Он американский, ответил Перотти, повернув ко мне лицо, на котором появилось то особое выражение презрения, за которым крестьяне часто прячут восхищение. — Он тут уже сорок лет, но выдержит хоть целый полк.
— Наверное, это Вестинхауз, — сказал я наугад.
— Ну… не помню точно… что-то вроде этого, — проворчал он в ответ.
И он стал мне рассказывать, как и когда лифт установили. И только резкая остановка кабины заставила его прервать свой рассказ, что он сделал с видимым неудовольствием.
В том состоянии души, в котором я находился в эти минуты, — а я был спокоен и не строил себе иллюзий, — прием, который оказала мне Миколь, меня удивил и был мною воспринят как неожиданный и незаслуженный дар судьбы. Я боялся, что она плохо со мной обойдется, будет равнодушно-жестока, как обычно в последнее время. Но как только я вошел в ее комнату (пропустив меня вперед, Перотти закрыл дверь у меня за спиной), я увидел, что она улыбается благосклонно, мило, дружески. И вовсе не любезное приглашение проходить, а эта ее сияющая улыбка, исполненная нежности и прощения, позволила мне оторваться от двери в начале комнаты и подойти.
Я подошел к кровати и остановился в ногах, положив руки на спинку. Миколь была укрыта одеялом только по грудь. На ней был темно-зеленый пуловер с высоким воротом и длинными рукавами, золотой медальончик-шаддай блестел на темной шерсти, за спиной у нее были две подушки. Когда я вошел, она читала — французский роман, как я успел заметить по бело-красной обложке — и, наверное, это чтение, а не болезнь вызвало на ее лице следы усталости. Нет, она была красива, она всегда красива, говорил я себе, оправдывая ее, а сегодня она красива и привлекательна, как никогда.
Рядом с кроватью, у изголовья, стоял столик на колесиках из орехового дерева с двумя полочками: на верхней стояли зажженная настольная лампа, телефон, красный керамический чайник, две белые фарфоровые чашки с золотой каймой и альпаковый[19] термос. Миколь наклонилась, положила книгу на нижнюю полку и пошарила рукой в поисках выключателя, который свисал с противоположной стороны. Бедняжка, сказала она вполголоса, и нужно же было заставлять меня так долго скучать! Свет наконец зажегся, и она удовлетворенно вздохнула.
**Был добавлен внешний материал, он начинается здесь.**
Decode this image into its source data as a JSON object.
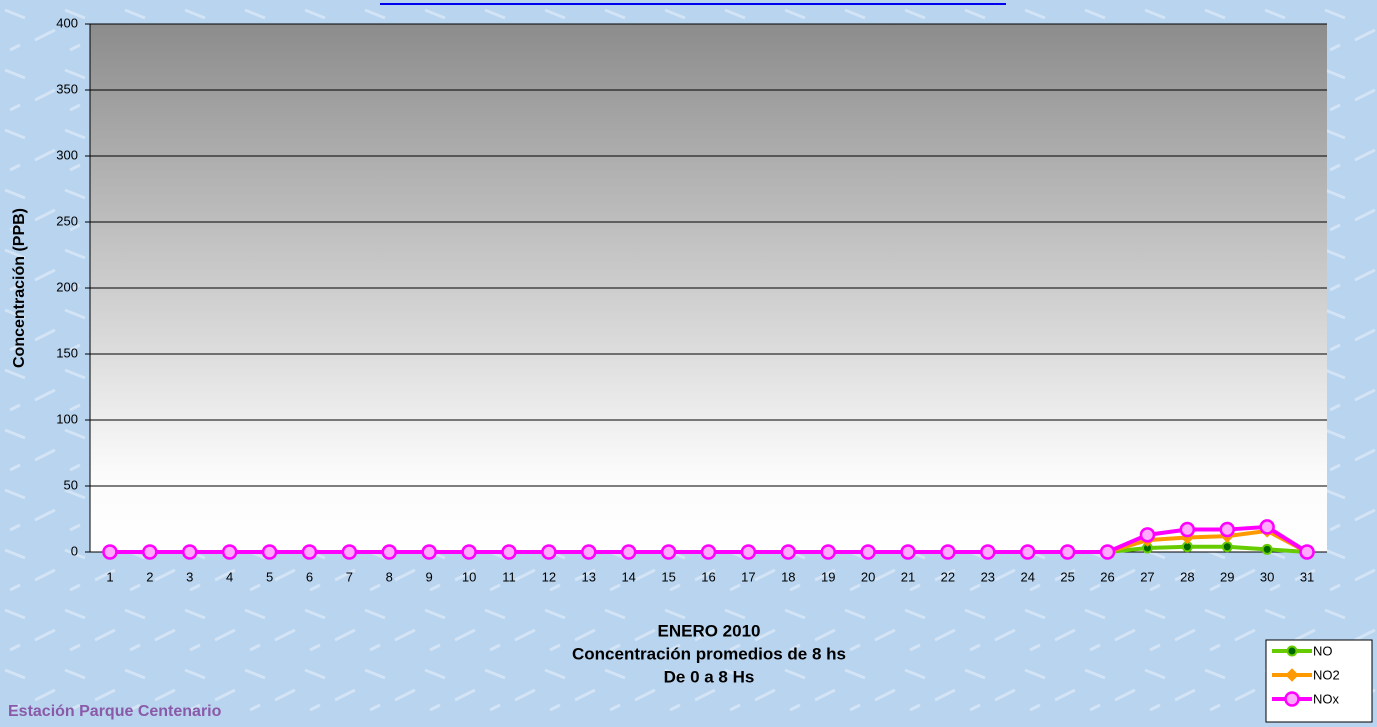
{
  "chart_data": {
    "type": "line",
    "title_lines": [
      "ENERO 2010",
      "Concentración promedios de 8 hs",
      "De 0 a 8 Hs"
    ],
    "y_label": "Concentración  (PPB)",
    "footer": "Estación Parque Centenario",
    "categories": [
      "1",
      "2",
      "3",
      "4",
      "5",
      "6",
      "7",
      "8",
      "9",
      "10",
      "11",
      "12",
      "13",
      "14",
      "15",
      "16",
      "17",
      "18",
      "19",
      "20",
      "21",
      "22",
      "23",
      "24",
      "25",
      "26",
      "27",
      "28",
      "29",
      "30",
      "31"
    ],
    "series": [
      {
        "name": "NO",
        "color": "#66cc00",
        "marker": "dot",
        "values": [
          0,
          0,
          0,
          0,
          0,
          0,
          0,
          0,
          0,
          0,
          0,
          0,
          0,
          0,
          0,
          0,
          0,
          0,
          0,
          0,
          0,
          0,
          0,
          0,
          0,
          0,
          3,
          4,
          4,
          2,
          0
        ]
      },
      {
        "name": "NO2",
        "color": "#ff9900",
        "marker": "diamond",
        "values": [
          0,
          0,
          0,
          0,
          0,
          0,
          0,
          0,
          0,
          0,
          0,
          0,
          0,
          0,
          0,
          0,
          0,
          0,
          0,
          0,
          0,
          0,
          0,
          0,
          0,
          0,
          9,
          11,
          12,
          16,
          0
        ]
      },
      {
        "name": "NOx",
        "color": "#ff00ff",
        "marker": "circle",
        "values": [
          0,
          0,
          0,
          0,
          0,
          0,
          0,
          0,
          0,
          0,
          0,
          0,
          0,
          0,
          0,
          0,
          0,
          0,
          0,
          0,
          0,
          0,
          0,
          0,
          0,
          0,
          13,
          17,
          17,
          19,
          0
        ]
      }
    ],
    "ylim": [
      0,
      400
    ],
    "yticks": [
      0,
      50,
      100,
      150,
      200,
      250,
      300,
      350,
      400
    ],
    "grid": true,
    "legend": "bottom-right"
  }
}
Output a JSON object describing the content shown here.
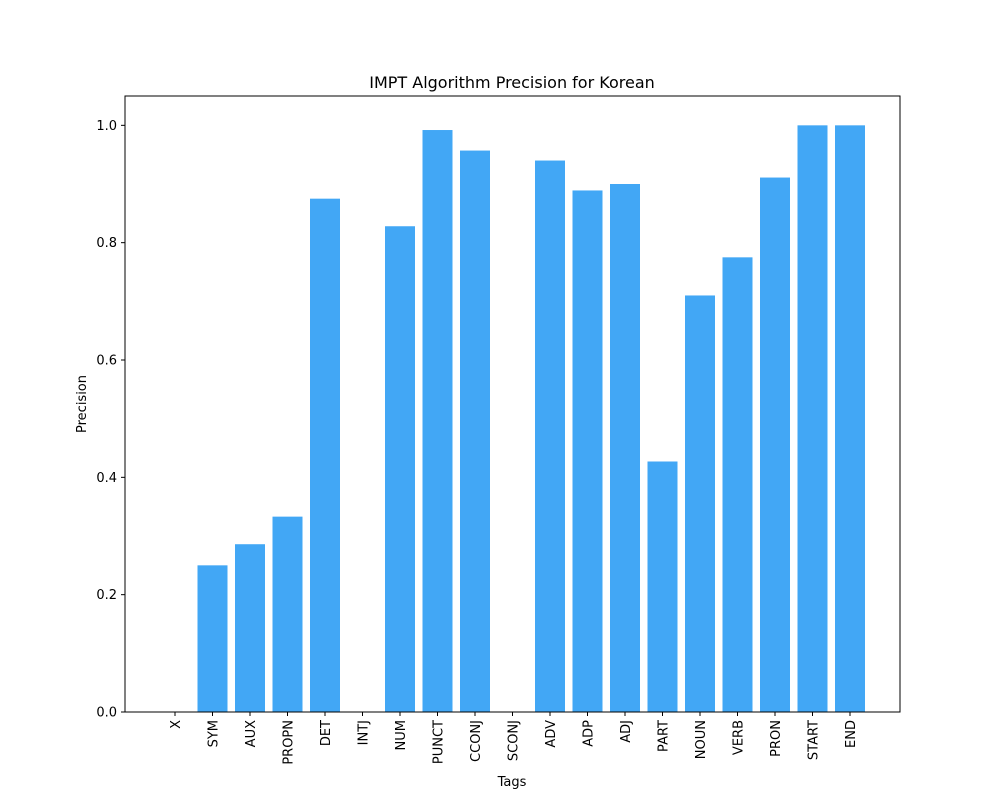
{
  "chart_data": {
    "type": "bar",
    "title": "IMPT Algorithm Precision for Korean",
    "xlabel": "Tags",
    "ylabel": "Precision",
    "categories": [
      "X",
      "SYM",
      "AUX",
      "PROPN",
      "DET",
      "INTJ",
      "NUM",
      "PUNCT",
      "CCONJ",
      "SCONJ",
      "ADV",
      "ADP",
      "ADJ",
      "PART",
      "NOUN",
      "VERB",
      "PRON",
      "START",
      "END"
    ],
    "values": [
      0.0,
      0.25,
      0.286,
      0.333,
      0.875,
      0.0,
      0.828,
      0.992,
      0.957,
      0.0,
      0.94,
      0.889,
      0.9,
      0.427,
      0.71,
      0.775,
      0.911,
      1.0,
      1.0
    ],
    "ylim": [
      0,
      1.05
    ],
    "yticks": [
      "0.0",
      "0.2",
      "0.4",
      "0.6",
      "0.8",
      "1.0"
    ],
    "grid": false,
    "bar_color": "#42a7f5"
  }
}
Она говорила, как обычно, даже больше, чем обычно, на своем собственном языке, на «финци- континийском», о «мерзкой» простуде, из-за которой лежит уже четыре дня, о таблетках аспирина, с помощью которых она, тайком от папы, а еще больше от дяди Джулио, ярого врага всех потогонных средств (их послушать, так они вредны для сердца, но ведь это неправда!), пыталась, хотя и безуспешно, ускорить выздоровление; о бесконечных тоскливых часах, проведенных в постели, когда ей ничего не хотелось делать, даже читать. Да, о чтении: когда-то, в те дни, когда ей было лет тринадцать и она болела всегда с высоченной температурой, она могла проглотить за несколько дней толстенные книги, такие, например, как «Война и мир» или все тома «Трех мушкетеров», а теперь, когда она слегка простужена, ей едва удается прочитать какой-то тощий французский романчик, где и текста-то почти нет.
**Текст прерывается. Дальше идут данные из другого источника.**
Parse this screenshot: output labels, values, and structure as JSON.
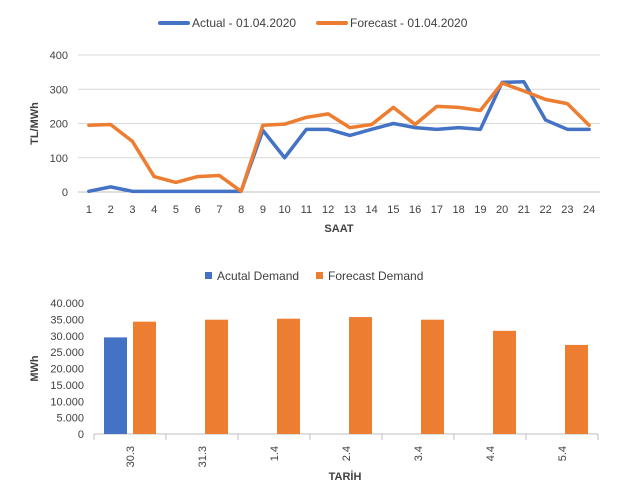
{
  "chart_data": [
    {
      "type": "line",
      "xlabel": "SAAT",
      "ylabel": "TL/MWh",
      "x": [
        1,
        2,
        3,
        4,
        5,
        6,
        7,
        8,
        9,
        10,
        11,
        12,
        13,
        14,
        15,
        16,
        17,
        18,
        19,
        20,
        21,
        22,
        23,
        24
      ],
      "ylim": [
        0,
        400
      ],
      "yticks": [
        0,
        100,
        200,
        300,
        400
      ],
      "grid": "horizontal",
      "legend": "top-center",
      "series": [
        {
          "name": "Actual - 01.04.2020",
          "color": "#4472C4",
          "values": [
            2,
            15,
            2,
            2,
            2,
            2,
            2,
            2,
            180,
            100,
            183,
            183,
            165,
            183,
            200,
            188,
            183,
            188,
            183,
            320,
            322,
            210,
            183,
            183
          ]
        },
        {
          "name": "Forecast - 01.04.2020",
          "color": "#ED7D31",
          "values": [
            195,
            197,
            148,
            45,
            28,
            45,
            48,
            2,
            195,
            198,
            218,
            228,
            188,
            197,
            247,
            197,
            250,
            247,
            238,
            318,
            295,
            270,
            258,
            195
          ]
        }
      ]
    },
    {
      "type": "bar",
      "xlabel": "TARİH",
      "ylabel": "MWh",
      "categories": [
        "30.3",
        "31.3",
        "1.4",
        "2.4",
        "3.4",
        "4.4",
        "5.4"
      ],
      "ylim": [
        0,
        40000
      ],
      "yticks": [
        "0",
        "5.000",
        "10.000",
        "15.000",
        "20.000",
        "25.000",
        "30.000",
        "35.000",
        "40.000"
      ],
      "grid": "vertical-separators",
      "legend": "top-center",
      "series": [
        {
          "name": "Acutal Demand",
          "color": "#4472C4",
          "values": [
            29500,
            null,
            null,
            null,
            null,
            null,
            null
          ]
        },
        {
          "name": "Forecast Demand",
          "color": "#ED7D31",
          "values": [
            34300,
            34900,
            35200,
            35700,
            34900,
            31500,
            27200
          ]
        }
      ]
    }
  ]
}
— Ты читал «Избалованных детей» Кокто? — спросила она, доставая книжку с полки и протягивая ее мне. — Очень неплохо, даже шикарно. Но вот помнишь «Трех мушкетеров», «Двадцать лет спустя», «Виконта де Бражелона»? Вот это были романы! И будем откровенны, гораздо «шикарнее».
Вдруг она замолчала.
— Ну что ты там встал? Боже мой, ты, как ребенок! Возьми-ка вон то кресло! — она показала, какое именно. — А теперь садись рядом со мной.
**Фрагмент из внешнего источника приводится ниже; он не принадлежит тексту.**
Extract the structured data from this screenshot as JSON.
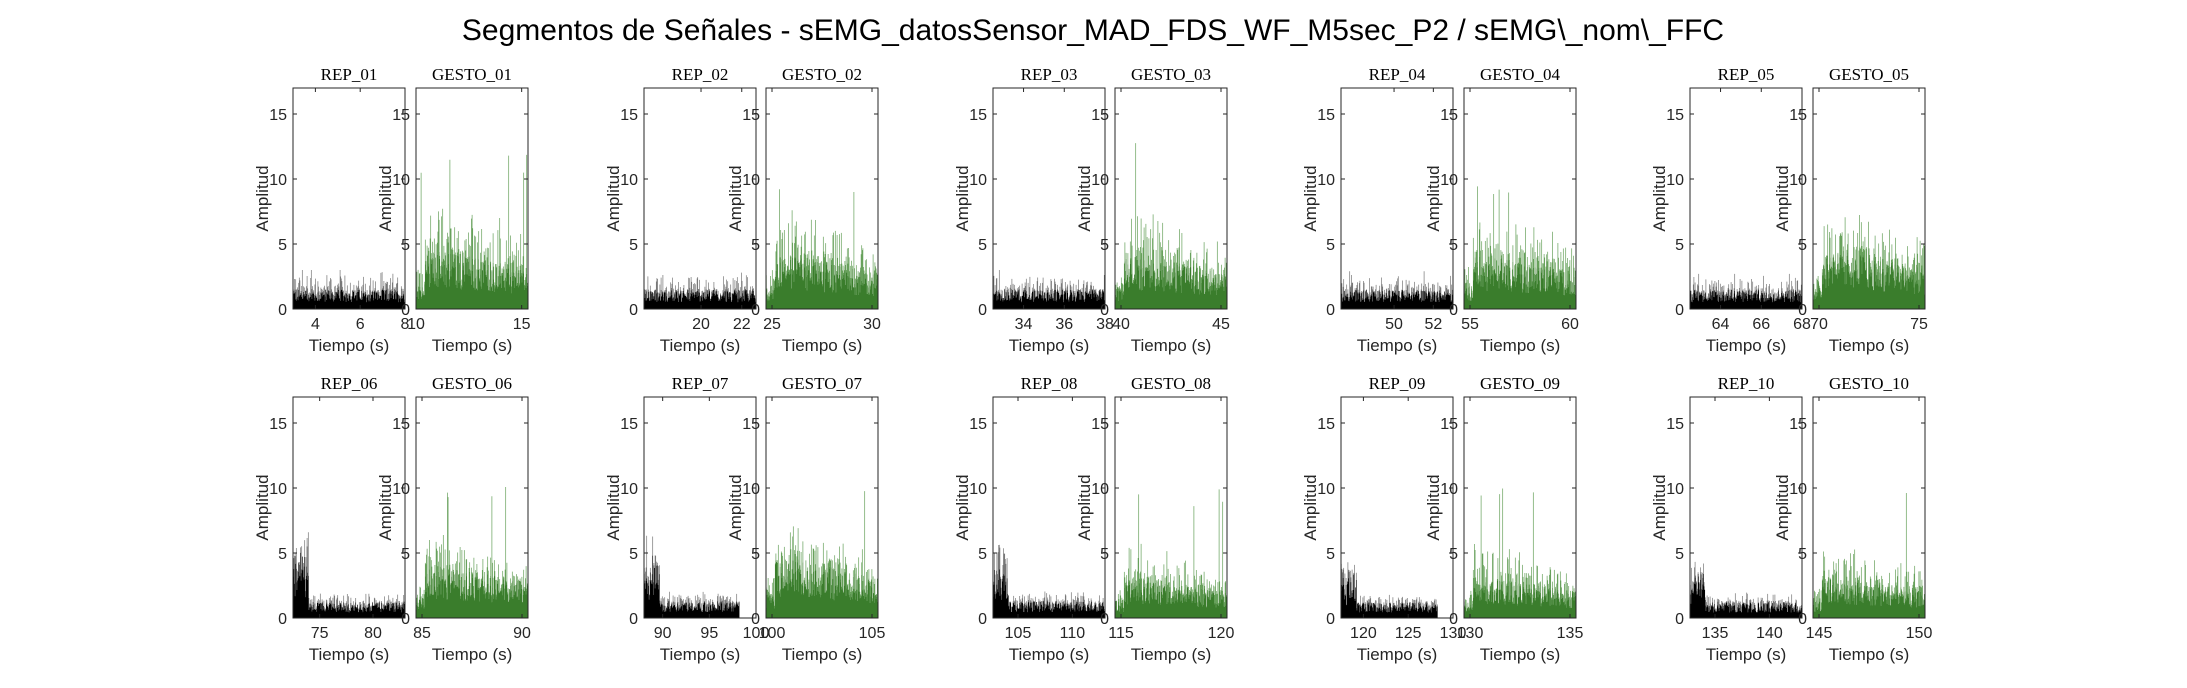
{
  "chart_data": {
    "type": "area",
    "title": "Segmentos de Señales - sEMG_datosSensor_MAD_FDS_WF_M5sec_P2 / sEMG\\_nom\\_FFC",
    "xlabel": "Tiempo (s)",
    "ylabel": "Amplitud",
    "ylim": [
      0,
      17
    ],
    "yticks": [
      0,
      5,
      10,
      15
    ],
    "colors": {
      "rep": "#000000",
      "gesto": "#3a7d2c",
      "rep_peak": "#777777",
      "gesto_peak": "#67a15b"
    },
    "panels": [
      {
        "title": "REP_01",
        "kind": "rep",
        "xlim": [
          3,
          8
        ],
        "xticks": [
          4,
          6,
          8
        ],
        "baseline": 1.5,
        "peak": 3.0,
        "burst": 0,
        "max": 3.0
      },
      {
        "title": "GESTO_01",
        "kind": "gesto",
        "xlim": [
          10,
          15.3
        ],
        "xticks": [
          10,
          15
        ],
        "baseline": 4.5,
        "peak": 9.0,
        "burst": 1.0,
        "max": 12.3
      },
      {
        "title": "REP_02",
        "kind": "rep",
        "xlim": [
          17.2,
          22.7
        ],
        "xticks": [
          20,
          22
        ],
        "baseline": 1.5,
        "peak": 2.8,
        "burst": 0,
        "max": 2.8
      },
      {
        "title": "GESTO_02",
        "kind": "gesto",
        "xlim": [
          24.7,
          30.3
        ],
        "xticks": [
          25,
          30
        ],
        "baseline": 4.0,
        "peak": 8.0,
        "burst": 0.5,
        "max": 9.6
      },
      {
        "title": "REP_03",
        "kind": "rep",
        "xlim": [
          32.5,
          38
        ],
        "xticks": [
          34,
          36,
          38
        ],
        "baseline": 1.5,
        "peak": 2.8,
        "burst": 0,
        "max": 3.0
      },
      {
        "title": "GESTO_03",
        "kind": "gesto",
        "xlim": [
          39.7,
          45.3
        ],
        "xticks": [
          40,
          45
        ],
        "baseline": 4.0,
        "peak": 8.0,
        "burst": 1.0,
        "max": 13.0
      },
      {
        "title": "REP_04",
        "kind": "rep",
        "xlim": [
          47.3,
          53
        ],
        "xticks": [
          50,
          52
        ],
        "baseline": 1.5,
        "peak": 2.8,
        "burst": 0,
        "max": 2.9
      },
      {
        "title": "GESTO_04",
        "kind": "gesto",
        "xlim": [
          54.7,
          60.3
        ],
        "xticks": [
          55,
          60
        ],
        "baseline": 4.0,
        "peak": 8.0,
        "burst": 0.5,
        "max": 10.0
      },
      {
        "title": "REP_05",
        "kind": "rep",
        "xlim": [
          62.5,
          68
        ],
        "xticks": [
          64,
          66,
          68
        ],
        "baseline": 1.5,
        "peak": 2.6,
        "burst": 0,
        "max": 2.7
      },
      {
        "title": "GESTO_05",
        "kind": "gesto",
        "xlim": [
          69.7,
          75.3
        ],
        "xticks": [
          70,
          75
        ],
        "baseline": 4.5,
        "peak": 8.0,
        "burst": 0.5,
        "max": 10.0
      },
      {
        "title": "REP_06",
        "kind": "rep",
        "xlim": [
          72.5,
          83
        ],
        "xticks": [
          75,
          80
        ],
        "baseline": 1.2,
        "peak": 2.0,
        "burst": 6.0,
        "max": 7.5
      },
      {
        "title": "GESTO_06",
        "kind": "gesto",
        "xlim": [
          84.7,
          90.3
        ],
        "xticks": [
          85,
          90
        ],
        "baseline": 4.0,
        "peak": 6.5,
        "burst": 0.5,
        "max": 10.8
      },
      {
        "title": "REP_07",
        "kind": "rep",
        "xlim": [
          88,
          100
        ],
        "xticks": [
          90,
          95,
          100
        ],
        "baseline": 1.3,
        "peak": 2.2,
        "burst": 5.0,
        "max": 6.8,
        "end": 98.2
      },
      {
        "title": "GESTO_07",
        "kind": "gesto",
        "xlim": [
          99.7,
          105.3
        ],
        "xticks": [
          100,
          105
        ],
        "baseline": 4.5,
        "peak": 8.0,
        "burst": 0.5,
        "max": 11.2
      },
      {
        "title": "REP_08",
        "kind": "rep",
        "xlim": [
          102.7,
          113
        ],
        "xticks": [
          105,
          110
        ],
        "baseline": 1.3,
        "peak": 2.2,
        "burst": 5.5,
        "max": 7.2
      },
      {
        "title": "GESTO_08",
        "kind": "gesto",
        "xlim": [
          114.7,
          120.3
        ],
        "xticks": [
          115,
          120
        ],
        "baseline": 3.0,
        "peak": 6.0,
        "burst": 0.5,
        "max": 10.0
      },
      {
        "title": "REP_09",
        "kind": "rep",
        "xlim": [
          117.5,
          130
        ],
        "xticks": [
          120,
          125,
          130
        ],
        "baseline": 1.2,
        "peak": 2.0,
        "burst": 4.5,
        "max": 6.0,
        "end": 128.3
      },
      {
        "title": "GESTO_09",
        "kind": "gesto",
        "xlim": [
          129.7,
          135.3
        ],
        "xticks": [
          130,
          135
        ],
        "baseline": 3.0,
        "peak": 6.0,
        "burst": 0.5,
        "max": 10.0
      },
      {
        "title": "REP_10",
        "kind": "rep",
        "xlim": [
          132.7,
          143
        ],
        "xticks": [
          135,
          140
        ],
        "baseline": 1.2,
        "peak": 2.0,
        "burst": 4.0,
        "max": 5.3
      },
      {
        "title": "GESTO_10",
        "kind": "gesto",
        "xlim": [
          144.7,
          150.3
        ],
        "xticks": [
          145,
          150
        ],
        "baseline": 3.0,
        "peak": 6.0,
        "burst": 0.5,
        "max": 10.0
      }
    ]
  }
}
Я поспешил выполнить все указания. Но оказалось, что этого недостаточно. Теперь я просто должен был что-нибудь выпить.
— Что тебе предложить? — спросила она. — Хочешь чаю?
— Нет, спасибо, — ответил я. — Я не пью чай перед ужином. Когда пьешь воду, исчезает аппетит.
— Может быть, немного скивассера?
— Но ведь все равно, что пить.
— Он горячий! Если я не ошибаюсь, ты пробовал только летний вариант, холодный, со льдом. Он, строго говоря, неправильный, просто малиновая вода.